TEMPO.CO, Jakarta - Komisi Pemilihan Umum DKI Jakarta menyebutkan tingkat partisipasi pemilih pada Pilkada Jakarta 2024 hanya mencapai 58 persen. Hal itu diungkapkan oleh Komisioner KPU DKI Jakarta Fahmi Zikrillah setelah menghadiri rekapitulasi dan penetapan hasil penghitungan suara Pilkada Jakarta di tingkat Jakarta Pusat di kawasan Gambir pada Kamis, 5 Desember 2024.
“Hasil rekapitulasi dari masing-masing kota ini sudah selesai dan kami mencatat tingkat partisipasi di DKI Jakarta ini mencapai 58 persen,” kata Fahmi.
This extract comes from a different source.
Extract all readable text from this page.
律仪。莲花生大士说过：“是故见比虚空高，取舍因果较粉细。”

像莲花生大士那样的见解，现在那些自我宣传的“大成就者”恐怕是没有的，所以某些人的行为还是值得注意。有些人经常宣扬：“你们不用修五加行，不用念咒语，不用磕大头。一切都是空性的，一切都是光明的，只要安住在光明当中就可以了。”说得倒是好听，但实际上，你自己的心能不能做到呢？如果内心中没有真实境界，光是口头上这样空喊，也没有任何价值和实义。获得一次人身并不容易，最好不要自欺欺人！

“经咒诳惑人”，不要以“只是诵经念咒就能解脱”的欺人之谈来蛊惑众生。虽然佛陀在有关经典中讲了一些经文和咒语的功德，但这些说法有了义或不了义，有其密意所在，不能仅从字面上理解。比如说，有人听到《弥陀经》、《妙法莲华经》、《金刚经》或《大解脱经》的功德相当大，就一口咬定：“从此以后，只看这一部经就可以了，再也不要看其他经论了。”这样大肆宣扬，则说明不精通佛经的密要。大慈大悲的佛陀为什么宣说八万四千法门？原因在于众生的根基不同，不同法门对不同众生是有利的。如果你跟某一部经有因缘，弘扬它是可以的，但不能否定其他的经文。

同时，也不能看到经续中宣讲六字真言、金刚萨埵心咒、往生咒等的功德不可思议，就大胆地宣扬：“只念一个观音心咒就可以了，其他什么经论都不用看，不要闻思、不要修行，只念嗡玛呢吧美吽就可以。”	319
Dalam Catatan KPU, angka partisipasi pemilih di Pilkada Jakarta 2024 itu menurun dibandingkan dengan Pilkada 2017 yang mencapai di atas 70 persen.
Fahmi menuturkan KPU DKI Jakarta akan mengevaluasi dan mengkaji lebih dalam untuk mengetahui secara jelas penyebab turunnya angka partisipasi pemilih di Pilkada Jakarta 2024.
“Tentu kami akan lakukan evaluasi dan kajian secara komprehensif untuk mendapatkan data yang lengkap, apa yang menjadi alasan ataupun menjadi faktor penyebab dari menurunnya tingkat partisipasi di Jakarta," ujarnya.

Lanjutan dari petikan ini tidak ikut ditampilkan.